Thursday, 1 May 2014

A Tale of Two Cities: Schwerin and Wismar

Wismar

Mecklenburg State Theatre,
with cathedral spire behind, Schwerin
An easy day-trip from Lübeck, eastwards across the former GDR border into the old dukedom of Mecklenburg (now part of Mecklenburg–Vorpommern/West Pommerania province), reveals a pair of small cities presenting contrasting fates after a century of war and political division. Schwerin, the former ducal seat and now the Land’s administrative capital, is a rare example of a former East German town that was disfigured neither by bombing nor latterly by concrete and the ugly housing developments that surround many of its neighbours. A short stroll down the hill from the station brings one to a formal lake shore and a townscape that looks barely unchanged since the 19th century. Enter the main shopping street and – commercial hoardings apart – the image is maintained. Turn left and one is suddenly surrounded by grand buildings of a scale and magnificence that seem almost too grand for the genteel elegance of the place. These are now Land ministries, and are complemented by impressive public buildings surrounding the main square – the Mecklenburg State Theatre (home of Schwerin Opera) and the city museum – the square itself hosts an annual summer staging of outdoor opera, this year Nabucco.

The Schloss, Schwerin (above and below)

Before long an even more impressive sight presents itself – a fairy-tale castle that looks as if Neuschwanstein and Chambord have miraculously come together in one place. This is the ducal Schloss, built on a small island in the city’s other lake, the much larger Schwerin See, in the mid 19th century, and surrounded by exquisite gardens (recently restored) and connected to the lake shore by a causeway. The building is now the state parliament, though parts of it can be visited. I made do with an amble round the gardens, where formal planting reminiscent of the 19th-century bedding schemes at Waddesdon Manor in the UK sit between romantic grottos and a sumptuous neo-Classical orangery, with the extravagant façades of the palace on one side and the calm waters of the lake on the other.






Houses in Market Square, Wismar
A thirty-minute train ride north brings one to the Baltic coast and one of the main former Hanseatic ports – the first travelling eastwards from Lübeck and once its chief local rival, Wismar. As a busy commercial port this was inevitably bombed in the war, and a couple of raids in 1942 wrecked two of its three great churches. These had been built in the 14th and 15th centuries when rival church organisations – including the burghers and seamen – competed to see who could build higher and bigger in the new gothic style and using the local medium of Bachstein – 'baked stone', or brick.

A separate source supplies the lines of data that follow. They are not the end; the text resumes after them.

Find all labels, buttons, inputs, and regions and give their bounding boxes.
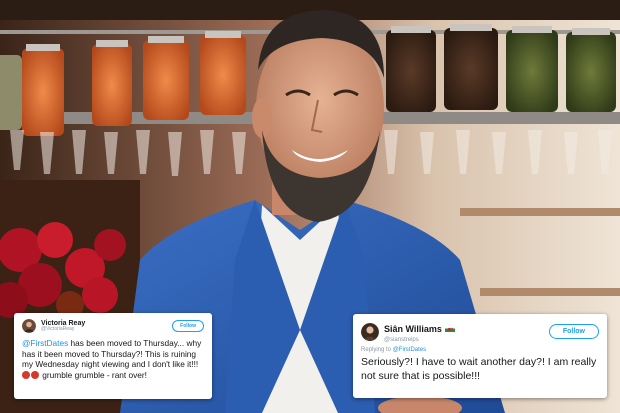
tweet-text: @FirstDates has been moved to Thursday..… bbox=[22, 338, 204, 380]
welsh-flag-icon bbox=[444, 325, 455, 332]
angry-face-emoji-icon bbox=[22, 370, 30, 379]
tweet-text: Seriously?! I have to wait another day?!… bbox=[361, 356, 597, 382]
tweet-author: Victoria Reay @VictoriaReay bbox=[41, 320, 172, 333]
tweet-card-sian[interactable]: Siân Williams @sianstreips Follow Replyi… bbox=[353, 314, 607, 398]
tweet-text-part-end: grumble grumble - rant over! bbox=[40, 369, 147, 380]
follow-button[interactable]: Follow bbox=[172, 320, 204, 332]
author-display-name[interactable]: Siân Williams bbox=[384, 324, 442, 334]
restaurant-photo-scene: Victoria Reay @VictoriaReay Follow @Firs… bbox=[0, 0, 620, 413]
author-handle[interactable]: @VictoriaReay bbox=[41, 326, 172, 332]
author-handle[interactable]: @sianstreips bbox=[384, 337, 549, 343]
reply-prefix: Replying to bbox=[361, 347, 393, 354]
follow-button[interactable]: Follow bbox=[548, 324, 599, 340]
avatar[interactable] bbox=[22, 319, 36, 333]
tweet-author: Siân Williams @sianstreips bbox=[384, 320, 549, 343]
tweet-card-victoria[interactable]: Victoria Reay @VictoriaReay Follow @Firs… bbox=[14, 313, 212, 399]
mention-link[interactable]: @FirstDates bbox=[22, 338, 68, 348]
tweet-header: Siân Williams @sianstreips Follow bbox=[361, 320, 599, 343]
tweet-header: Victoria Reay @VictoriaReay Follow bbox=[22, 319, 204, 333]
reply-mention-link[interactable]: @FirstDates bbox=[393, 347, 426, 353]
angry-face-emoji-icon bbox=[31, 370, 39, 379]
replying-to-line: Replying to @FirstDates bbox=[361, 347, 599, 353]
avatar[interactable] bbox=[361, 322, 379, 341]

The result was some of the key ecclesiastical architecture of northern Germany. 








St Nicholas, Wismar
Wismar seems to have recovered well in the years following German reunification. The old town has a smattering of freshly restored townhouses in the typical local style with their stepped façades and narrow windows. St Nicholas, the one ancient church that survived the raids is looking spruce, with the narrowness of its nave accentuating its 37m height; only the excrescences of too much Baroquery mars the cool simplicity of its interior. St Mary’s has not been so lucky. Heavily damaged in the wartime bombing, it then suffered neglect and, as an interpretative panel outside terms it, for ‘political reasons’ the remnants of the body of the church were demolished in 1960. Now only the tower survives, surrounded to its east by little more than a shoulder-height ground-plan of the church’s original layout, mere stumps of its outer walls and column piers. The remaining tower, which still dominates the townscape, is now the focus of an interesting Bachstein Trail and the ground floor houses displays and demonstrations on medieval building practices.


Tower of St Mary's, Wismar
Next to St Mary’s is all that’s left of one of the former prides of the city, its church school house, a symphony in red-brick formality as old pictures show. The impression from a hoarding around its foundations is that a rebuild is in the offing. That has already happened to the nearby church of St George, the third of Wismar’s three great medieval church masterpieces. This too suffered in the bombing and was left roofless and in a perilous condition until 1990, when a collapse of part of the building with near-fatal consequences to local residents inspired the authorities finally to initiate its restoration. That took 20 years and some €40m – and work is still in evidence. But the result is impressive and for the moment, at least, the building is an empty shell with no furniture – perhaps the intention is to use it as a flexible performances space or a museum, as it is notably devoid of religious paraphernalia.





The restored St George's, Wismar


Finally, one can’t visit a Baltic port without exploring its harbour. This, frankly, was a little disappointing. Fine if you’re after a lunchtime smoked-fish roll from the rival enterprises selling their wares from boats on the quay, but apart from a handful of surviving old buildings – an 18th-century customs house and an old town-wall gateway – the space seems rather bare and doesn’t look as if it has yet recovered fully from the raids of 1942.